Architecture

DLAB architecture

The initial version of the data lake makes heavy use of GitHub. More specifically we have created the DLAB organization to house repos related to the data lake. The data lake is ultimately the union of many data sets. Each individual data set is a git repository. The data set repos are then added to the Data Lake repo as git submodules. Data analysts wanting to use the data lake do so through the Data Lake repo. To facilitate discovery of data sets, the DLAB organization maintains a pipeline which will analyze the data in Data Lake and upload the results to a dashboard. The dashboard is part of DLAB’s website (maintained through the dlab.github.io repo).

Why GitHub?

Based on design goals we know that the data lake will need to be accessible via the internet, we also know that it will need to have a web-based API for users that are not familiar with terminal commands.
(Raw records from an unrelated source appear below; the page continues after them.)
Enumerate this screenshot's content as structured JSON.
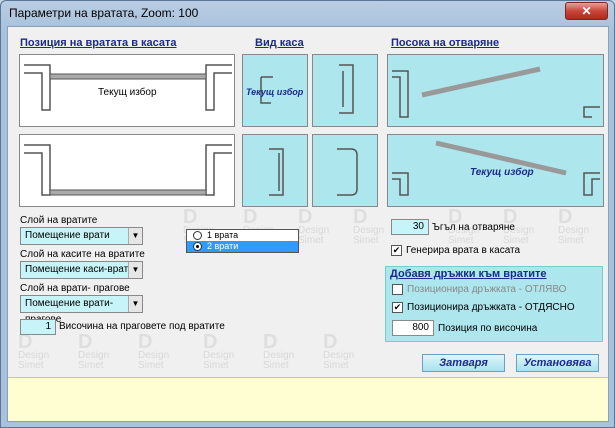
{
  "window": {
    "title": "Параметри на вратата,  Zoom:  100",
    "close_glyph": "✕"
  },
  "sections": {
    "position": "Позиция на вратата в касата",
    "frame_view": "Вид каса",
    "opening_direction": "Посока на отваряне"
  },
  "previews": {
    "current_choice": "Текущ избор"
  },
  "watermark": {
    "mark": "D",
    "line1": "Design",
    "line2": "Simet"
  },
  "layers": {
    "doors_label": "Слой на вратите",
    "doors_value": "Помещение врати",
    "frames_label": "Слой на касите на вратите",
    "frames_value": "Помещение каси-врати",
    "thresholds_label": "Слой на врати- прагове",
    "thresholds_value": "Помещение врати- прагове"
  },
  "threshold_height": {
    "value": "1",
    "label": "Височина на праговете под вратите"
  },
  "door_count": {
    "options": [
      "1 врата",
      "2 врати"
    ],
    "selected_index": 1
  },
  "angle": {
    "value": "30",
    "label": "Ъгъл на отваряне"
  },
  "generate": {
    "checked": true,
    "label": "Генерира врата в касата"
  },
  "handles": {
    "title": "Добавя дръжки към вратите",
    "left": {
      "checked": false,
      "label": "Позиционира дръжката - ОТЛЯВО"
    },
    "right": {
      "checked": true,
      "label": "Позиционира дръжката - ОТДЯСНО"
    },
    "height_value": "800",
    "height_label": "Позиция по височина"
  },
  "buttons": {
    "close": "Затваря",
    "apply": "Установява"
  },
  "colors": {
    "accent": "#1c2a8c",
    "field_bg": "#c7f4f8",
    "preview_bg": "#aee6ee",
    "footer_bg": "#fefed2"
  }
}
GitHub satisfies both of these considerations (though we likely will need a significant amount of tutorials for people unfamiliar with version control). The use of git to version control the data lake provides primitive versioning via commit hashes (and proper versioning via git tags).

Will GitHub scale?

GitHub’s free plan allows for:

Unlimited public repositories
Unlimited CI/CD minutes for public repositories.
Repository sizes up to 5 GB.
Max file size of 100 MB in repo and 2 GB as a release.

Will git submodules scale?

Can nest submodules, e.g. could have Data Lake be a submodule of another repo, say Data Ocean.
Git does not require you to initialize all submodules (I think this is the case at least)